Skip to content
  • Simon Marlow's avatar
    [project @ 2003-12-10 14:15:16 by simonmar] · 55042138
    Simon Marlow authored
    Add accurate source location annotations to HsSyn
    -------------------------------------------------
    
    Every syntactic entity in HsSyn is now annotated with a SrcSpan, which
    details the exact beginning and end points of that entity in the
    original source file.  All honest compilers should do this, and it was
    about time GHC did the right thing.
    
    The most obvious benefit is that we now have much more accurate error
    messages; when running GHC inside emacs for example, the cursor will
    jump to the exact location of an error, not just a line somewhere
    nearby.  We haven't put a huge amount of effort into making sure all
    the error messages are accurate yet, so there could be some tweaking
    still needed, although the majority of messages I've seen have been
    spot-on.
    
    Error messages now contain a column number in addition to the line
    number, eg.
    
       read001.hs:25:10: Variable not in scope: `+#'
    
    To get the full text span info, use the new option -ferror-spans.  eg.
    
       read001.hs:25:10-11: Variable not in scope: `+#'
    
    I'm not sure whether we should do this by default.  Emacs won't
    understand the new error format, for one thing.
    
    In a more elaborate editor setting (eg. Visual Studio), we can arrange
    to actually highlight the subexpression containing an error.  Eventually
    this information will be used so we can find elements in the abstract
    syntax corresponding to text locations, for performing high-level editor
    functions (eg. "tell me the type of this expression I just highlighted").
    
    Performance of the compiler doesn't seem to be adversely affected.
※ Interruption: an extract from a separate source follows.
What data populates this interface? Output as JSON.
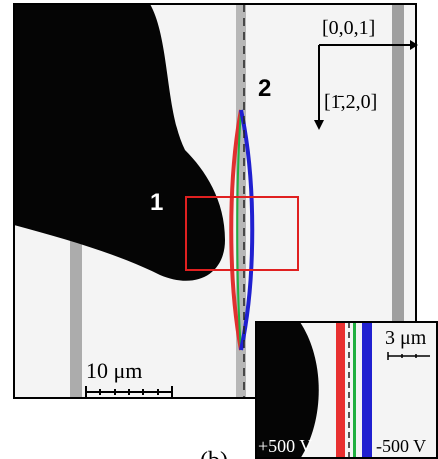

    Parsing is still quicker than in 6.0.1, for example.
    
    Implementation:
    
    This was an excrutiatingly painful change to make: both Simon P.J. and
    myself have been working on it for the last three weeks or so.  The
    basic changes are:
    
     - a new datatype SrcSpan, which represents a beginning and end position
       in a source file.
    
     - To reduce the pain as much as possible, we also defined:
    
          data Located e = L SrcSpan e
    
     - Every datatype in HsSyn has an equivalent Located version.  eg.
    
          type LHsExpr id = Located (HsExpr id)
    
       and pretty much everywhere we used to use HsExpr we now use
       LHsExpr.  Believe me, we thought about this long and hard, and
       all the other options were worse :-)
    
    
    Additional changes/cleanups we made at the same time:
    
      - The abstract syntax for bindings is now less arcane.  MonoBinds
        and HsBinds with their built-in list constructors have gone away,
        replaced by HsBindGroup and HsBind (see HsSyn/HsBinds.lhs).
    
      - The various HsSyn type synonyms have now gone away (eg. RdrNameHsExpr,
        RenamedHsExpr, and TypecheckedHsExpr are now HsExpr RdrName,
        HsExpr Name, and HsExpr Id respectively).
    
      - Utilities over HsSyn are now collected in a new module HsUtils.
        More stuff still needs to be moved in here.
    
      - MachChar now has a real Char instead of an Int.  All GHC versions that
        can compile GHC now support 32-bit Chars, so this was a simplification.
    55042138